Using Python for processing of large datasets (convincing managment)

Mon Jul 8 05:12:11 EDT 2002

Paul Rubin wrote:
> Thomas Jensen <spam at ob_scure.dk> writes:

> If you're doing all these single row selects without many updates,
> and you're not doing many joins, it really sounds more and more like
> an SQL database isn't the best tool for your task.

I agree, however the data needs to end up in a SQL database, since we 
have quite a lot of code (ASP code and COM components) depending on it 
beeing a SQL database (some doing quite complex joins, etc).

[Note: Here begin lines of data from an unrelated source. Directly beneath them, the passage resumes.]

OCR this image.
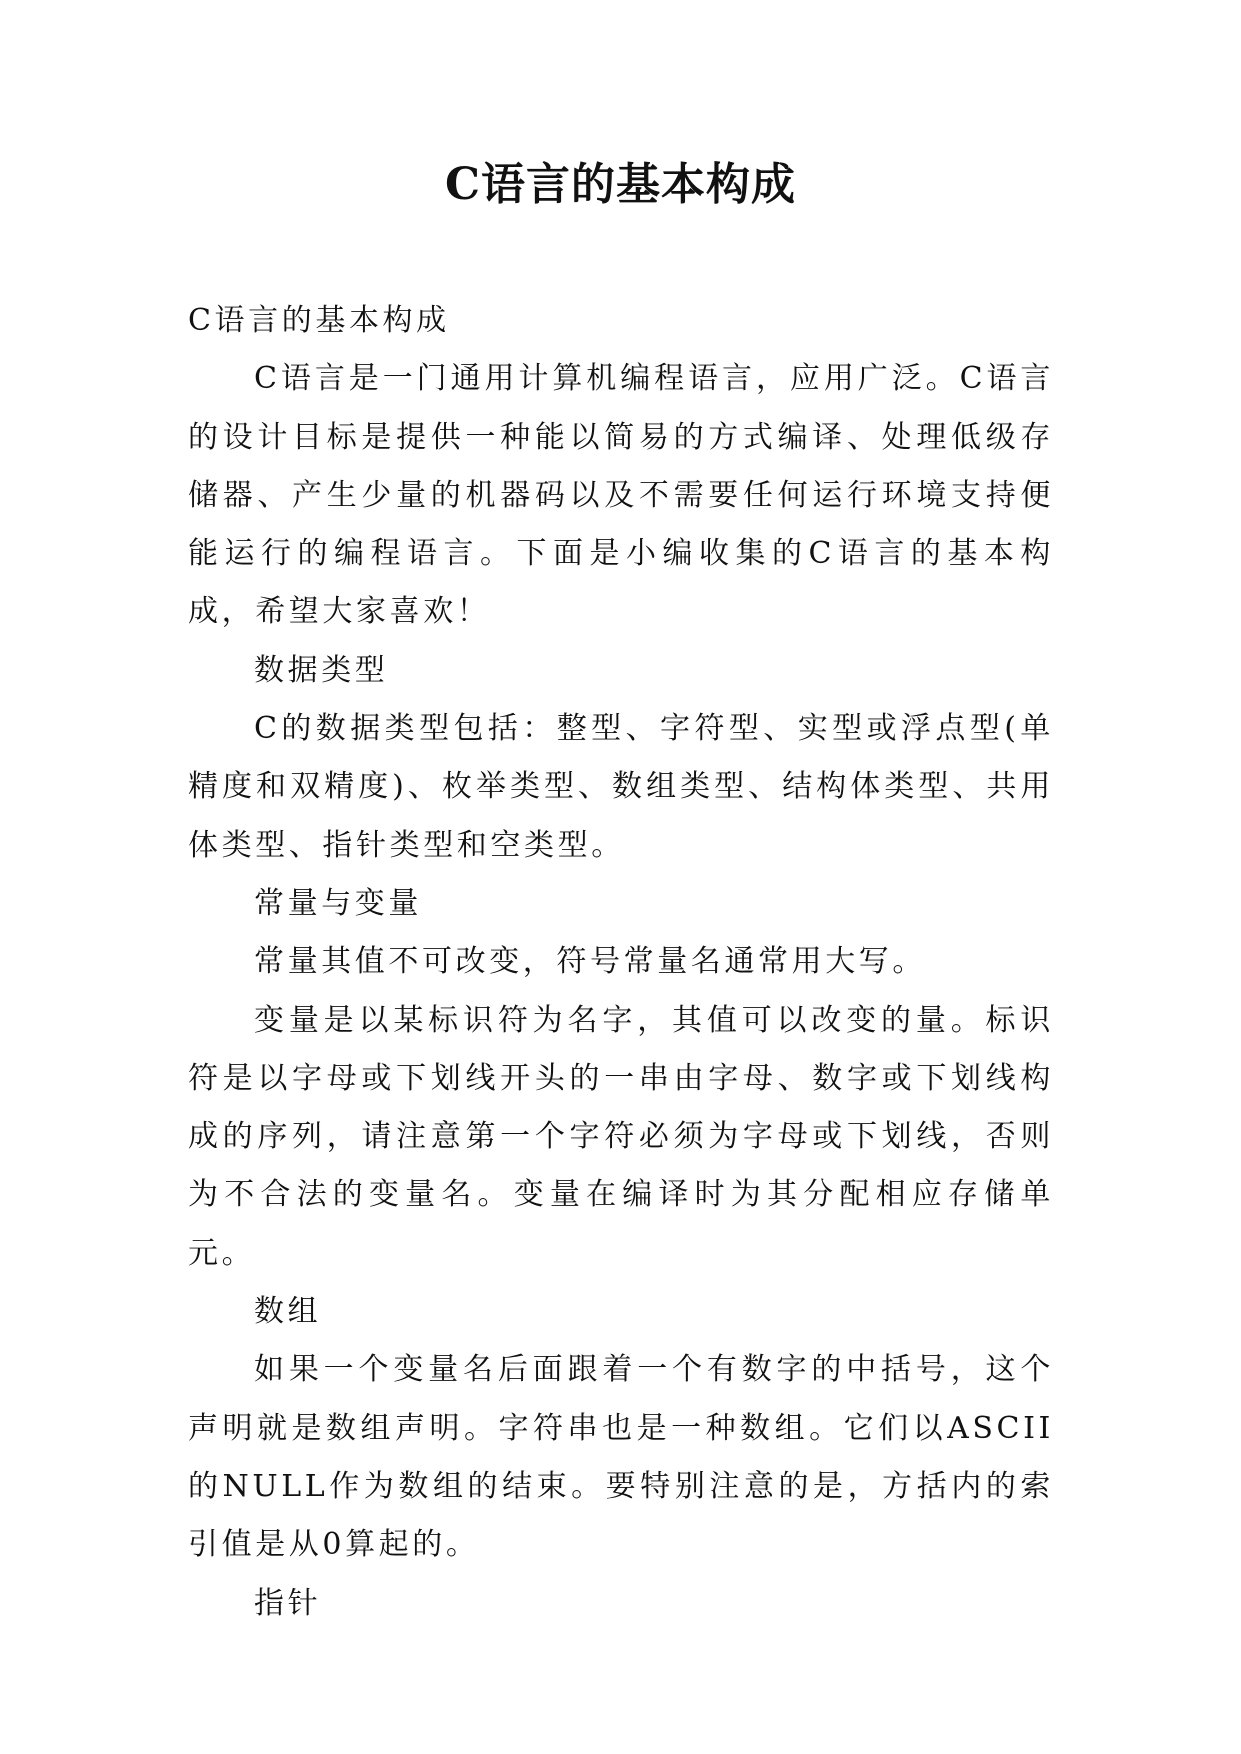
C语言的基本构成

C语言的基本构成

C语言是一门通用计算机编程语言，应用广泛。C语言的设计目标是提供一种能以简易的方式编译、处理低级存储器、产生少量的机器码以及不需要任何运行环境支持便能运行的编程语言。下面是小编收集的C语言的基本构成，希望大家喜欢！

数据类型

C的数据类型包括：整型、字符型、实型或浮点型(单精度和双精度)、枚举类型、数组类型、结构体类型、共用体类型、指针类型和空类型。

常量与变量

常量其值不可改变，符号常量名通常用大写。

变量是以某标识符为名字，其值可以改变的量。标识符是以字母或下划线开头的一串由字母、数字或下划线构成的序列，请注意第一个字符必须为字母或下划线，否则为不合法的变量名。变量在编译时为其分配相应存储单元。

数组

如果一个变量名后面跟着一个有数字的中括号，这个声明就是数组声明。字符串也是一种数组。它们以ASCII的NULL作为数组的结束。要特别注意的是，方括内的索引值是从0算起的。

指针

>>Before going on with the distributed approach, I will probably write a
>>"proof of concept" demo. Should this demo show, that it is not worth
>>the effort, I will put it aside for now.
> 
> Fair enough.  You could just check the CPU load on your SQL server
> right now, as your single client runs.

25-50% but thats not a realistic measure, since the client makes a huge 
amount of small selects, which probably makes network latency play some 
role.

> What kinds of calculations are these really?  The only one you've

All kinds, ranging from complex financial calculations to simple AVG, 
MIN, MAX. Sometimes the output of a calculation is smaller (byte-wice) 
than the input, sometimes larger.

> described so far is selecting a bunch of rows and computing the SD of
> the numbers on one column.  It may be fastest to do that with a server
> sided stored procedure.

I agree, and indeed we considered writing the entire job using Stored 
Procs. We ditched the idea because:
* MSSQL7 is not integrated with SourceSafe (AFAIK?)
* We generally like the idea of seperating data and code.
* (eh, other stuff I don't remember right now :-)
Actually part of the calculations are already written in SPs (for some 
realtime calculations), but to our surprise it didn't show the 
performance one would expect.

>>I really see all this distribution talk as one among several
>>optimization strategies.
> 
> OK, that's good, as long as you see there's a range of approaches.
> Sometimes all someone will have is a hammer and everything looks like
> a thumb ;-).

Hehe, that's right :-)

> If your data layout is simple enough you might just store it in a
> fixed-width record format, then mmap() it into memory and crunch it
> with a C program (or even a Python program).  That approach is
> generally simple and fast.  It will probably outperform any SQL
> approach by orders of magnitude.

Please see above why this wouldn't work.

-- 
Best Regards
Thomas Jensen
(remove underscore in email address to mail me)